- Education: Princeton University Bowdoin College
- Scientific career
- Institutions: Iowa State University
- Thesis: Part I. The effects of glycosylation on peptide backbone conformation; Part II. An NMR study of calicheamicin bound to DNA (1994)

= Amy Andreotti =

American biochemist

Amy Hamilton Andreotti is an American biochemist who is the Roy J. Carver Chair and University Professor of Biochemistry, Biophysics, and Molecular Biology at Iowa State University. Her research considers TEC kinases including Bruton's tyrosine kinase (BTK) and IL-2 inducible T-cell kinase (ITK).
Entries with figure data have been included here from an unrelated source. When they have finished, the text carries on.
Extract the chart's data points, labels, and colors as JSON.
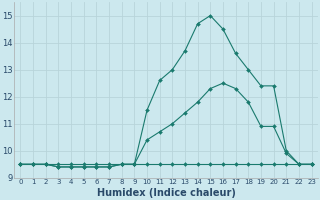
{
  "xlabel": "Humidex (Indice chaleur)",
  "bg_color": "#cce8ee",
  "grid_color": "#b8d4da",
  "line_color": "#1a7a6e",
  "xlim": [
    -0.5,
    23.5
  ],
  "ylim": [
    9,
    15.5
  ],
  "yticks": [
    9,
    10,
    11,
    12,
    13,
    14,
    15
  ],
  "xticks": [
    0,
    1,
    2,
    3,
    4,
    5,
    6,
    7,
    8,
    9,
    10,
    11,
    12,
    13,
    14,
    15,
    16,
    17,
    18,
    19,
    20,
    21,
    22,
    23
  ],
  "line1_x": [
    0,
    1,
    2,
    3,
    4,
    5,
    6,
    7,
    8,
    9,
    10,
    11,
    12,
    13,
    14,
    15,
    16,
    17,
    18,
    19,
    20,
    21,
    22,
    23
  ],
  "line1_y": [
    9.5,
    9.5,
    9.5,
    9.5,
    9.5,
    9.5,
    9.5,
    9.5,
    9.5,
    9.5,
    9.5,
    9.5,
    9.5,
    9.5,
    9.5,
    9.5,
    9.5,
    9.5,
    9.5,
    9.5,
    9.5,
    9.5,
    9.5,
    9.5
  ],
  "line2_x": [
    0,
    1,
    2,
    3,
    4,
    5,
    6,
    7,
    8,
    9,
    10,
    11,
    12,
    13,
    14,
    15,
    16,
    17,
    18,
    19,
    20,
    21,
    22,
    23
  ],
  "line2_y": [
    9.5,
    9.5,
    9.5,
    9.4,
    9.4,
    9.4,
    9.4,
    9.4,
    9.5,
    9.5,
    10.4,
    10.7,
    11.0,
    11.4,
    11.8,
    12.3,
    12.5,
    12.3,
    11.8,
    10.9,
    10.9,
    9.9,
    9.5,
    9.5
  ],
  "line3_x": [
    0,
    1,
    2,
    3,
    4,
    5,
    6,
    7,
    8,
    9,
    10,
    11,
    12,
    13,
    14,
    15,
    16,
    17,
    18,
    19,
    20,
    21,
    22,
    23
  ],
  "line3_y": [
    9.5,
    9.5,
    9.5,
    9.4,
    9.4,
    9.4,
    9.4,
    9.4,
    9.5,
    9.5,
    11.5,
    12.6,
    13.0,
    13.7,
    14.7,
    15.0,
    14.5,
    13.6,
    13.0,
    12.4,
    12.4,
    10.0,
    9.5,
    9.5
  ],
  "tick_color": "#2a4a6a",
  "xlabel_fontsize": 7,
  "ytick_fontsize": 6,
  "xtick_fontsize": 5
}
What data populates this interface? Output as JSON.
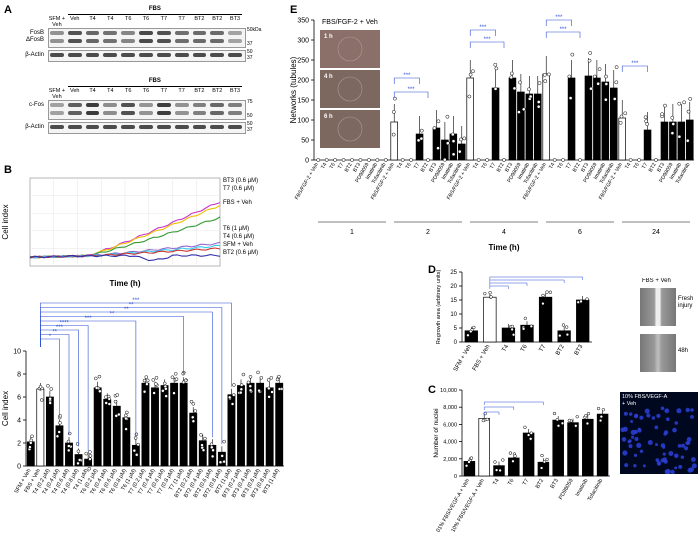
{
  "panels": {
    "a": "A",
    "b": "B",
    "c": "C",
    "d": "D",
    "e": "E"
  },
  "panel_a": {
    "header": "FBS",
    "lanes": [
      "SFM\n+ Veh",
      "Veh",
      "T4",
      "T4",
      "T6",
      "T6",
      "T7",
      "T7",
      "BT2",
      "BT2",
      "BT3"
    ],
    "lane_text": [
      "SFM + Veh",
      "Veh",
      "T4",
      "T4",
      "T6",
      "T6",
      "T7",
      "T7",
      "BT2",
      "BT2",
      "BT3"
    ],
    "blots": [
      {
        "label": "FosB\nΔFosB",
        "label1": "FosB",
        "label2": "ΔFosB",
        "mw": [
          "50kDa",
          "37"
        ]
      },
      {
        "label": "β-Actin",
        "label1": "β-Actin",
        "label2": "",
        "mw": [
          "50",
          "37"
        ]
      },
      {
        "label": "c-Fos",
        "label1": "c-Fos",
        "label2": "",
        "mw": [
          "75",
          "50"
        ]
      },
      {
        "label": "β-Actin",
        "label1": "β-Actin",
        "label2": "",
        "mw": [
          "50",
          "37"
        ]
      }
    ]
  },
  "panel_b_trace": {
    "ylabel": "Cell index",
    "xlabel": "Time (h)",
    "legend": [
      "BT3 (0.6 µM)",
      "T7 (0.6 µM)",
      "FBS + Veh",
      "T6 (1 µM)",
      "T4 (0.6 µM)",
      "SFM + Veh",
      "BT2 (0.6 µM)"
    ],
    "colors": [
      "#cc33cc",
      "#f0c000",
      "#339933",
      "#9966cc",
      "#33ccee",
      "#cc3333",
      "#3333aa"
    ]
  },
  "chart_data": [
    {
      "type": "bar",
      "title": "",
      "ylabel": "Cell index",
      "ylim": [
        0,
        10
      ],
      "categories": [
        "SFM + Veh",
        "FBS + Veh",
        "T4 (0.2 µM)",
        "T4 (0.4 µM)",
        "T4 (0.6 µM)",
        "T4 (0.8 µM)",
        "T4 (1 µM)",
        "T6 (0.2 µM)",
        "T6 (0.4 µM)",
        "T6 (0.6 µM)",
        "T6 (0.8 µM)",
        "T6 (1 µM)",
        "T7 (0.2 µM)",
        "T7 (0.4 µM)",
        "T7 (0.6 µM)",
        "T7 (0.8 µM)",
        "T7 (1 µM)",
        "BT2 (0.2 µM)",
        "BT2 (0.4 µM)",
        "BT2 (0.6 µM)",
        "BT2 (0.8 µM)",
        "BT2 (1 µM)",
        "BT3 (0.2 µM)",
        "BT3 (0.4 µM)",
        "BT3 (0.6 µM)",
        "BT3 (0.8 µM)",
        "BT3 (1 µM)"
      ],
      "values": [
        2.1,
        6.7,
        6.0,
        3.5,
        2.0,
        1.0,
        0.6,
        6.8,
        5.8,
        5.2,
        4.2,
        1.8,
        7.2,
        6.8,
        7.0,
        7.2,
        7.2,
        4.6,
        2.2,
        1.8,
        1.2,
        6.2,
        7.0,
        7.2,
        7.2,
        6.8,
        7.2
      ],
      "significance": [
        "*",
        "**",
        "***",
        "****",
        "***",
        "**",
        "**",
        "**",
        "***"
      ]
    },
    {
      "type": "bar",
      "ylabel": "Networks (tubules)",
      "xlabel": "Time (h)",
      "ylim": [
        0,
        350
      ],
      "groups": [
        "1",
        "2",
        "4",
        "6",
        "24"
      ],
      "categories": [
        "FBS/FGF-2 + Veh",
        "T4",
        "T6",
        "T7",
        "BT2",
        "BT3",
        "PD98059",
        "Imatinib",
        "Tofacitinib"
      ],
      "series": [
        {
          "name": "1 h",
          "values": [
            0,
            0,
            0,
            0,
            0,
            0,
            0,
            0,
            0
          ]
        },
        {
          "name": "2 h",
          "values": [
            95,
            0,
            0,
            65,
            0,
            80,
            50,
            65,
            40
          ]
        },
        {
          "name": "4 h",
          "values": [
            205,
            0,
            0,
            180,
            0,
            205,
            170,
            165,
            165
          ]
        },
        {
          "name": "6 h",
          "values": [
            215,
            0,
            0,
            205,
            0,
            210,
            205,
            195,
            180
          ]
        },
        {
          "name": "24 h",
          "values": [
            105,
            0,
            0,
            75,
            0,
            95,
            95,
            95,
            100
          ]
        }
      ],
      "significance": [
        "***",
        "***",
        "***",
        "***",
        "***",
        "***",
        "***"
      ],
      "photo_title": "FBS/FGF-2 + Veh",
      "photo_labels": [
        "1 h",
        "4 h",
        "6 h"
      ]
    },
    {
      "type": "bar",
      "ylabel": "Regrowth area (arbitrary units)",
      "ylim": [
        0,
        25
      ],
      "categories": [
        "SFM + Veh",
        "FBS + Veh",
        "T4",
        "T6",
        "T7",
        "BT2",
        "BT3"
      ],
      "values": [
        4,
        16,
        5,
        6,
        16,
        4,
        15
      ],
      "photo_title": "FBS + Veh",
      "photo_labels": [
        "Fresh injury",
        "48h"
      ]
    },
    {
      "type": "bar",
      "ylabel": "Number of nuclei",
      "ylim": [
        0,
        10000
      ],
      "categories": [
        "0.01% FBS/VEGF-A + Veh",
        "10% FBS/VEGF-A + Veh",
        "T4",
        "T6",
        "T7",
        "BT2",
        "BT3",
        "PD98059",
        "Imatinib",
        "Tofacitinib"
      ],
      "values": [
        1700,
        6700,
        1200,
        2100,
        5000,
        1600,
        6500,
        6200,
        6600,
        7200
      ],
      "photo_title": "10% FBS/VEGF-A + Veh"
    }
  ],
  "e_photo_title": "FBS/FGF-2 + Veh",
  "e_photo_labels": [
    "1 h",
    "4 h",
    "6 h"
  ],
  "d_photo": {
    "title": "FBS + Veh",
    "fresh": "Fresh injury",
    "h48": "48h"
  },
  "c_photo": {
    "title": "10% FBS/VEGF-A",
    "sub": "+ Veh"
  }
}
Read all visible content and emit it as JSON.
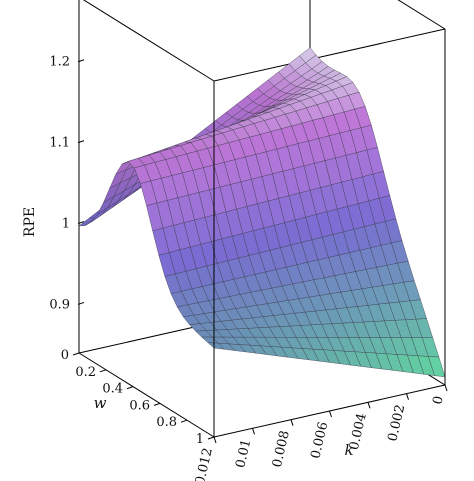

== Early life and education ==
Andreotti was an undergraduate student at Bowdoin College in Maine. She majored in chemistry and studio art. After earning her bachelor's degree, Andreotti moved to Princeton University as a graduate student with Dan Kahne. At Princeton, Andreotti investigated the impact of glycosylation on the conformation of peptide backbones. She primarily made use of nuclear magnetic resonance spectroscopy. Andreotti was a postdoctoral fellow at Harvard University, where she worked as a postdoc in the laboratory of Stuart Schreiber.

== Research and career ==
Andreotti investigates intracellular signaling molecules. Tightly controlled signaling networks are responsible for cell growth and proliferation. Andreotti has shown that a single mutation of an amino acid in proto-oncogene tyrosine-protein kinase Src can disrupt the mechanisms that inactivate the enzyme. As the protein remains active, excess phosphorylation occurs, which can cause cell death. In particular, Andreotti studies the signaling mechanisms in hematopoietic stem cells, including IL2-inducible tyrosine kinase and Bruton's tyrosine kinase. She has developed nuclear magnetic resonance spectroscopy to understand structure-property relationships of kinases.

In 2013, Andreotti was appointed Director of the Initiative in Biomolecular Structure. She was elected to the Iowa State University Biotechnology Council in 2018. In 2019, she was awarded a multi-million dollar grant to develop a cryo-transmission electron microscopy system at Iowa State University.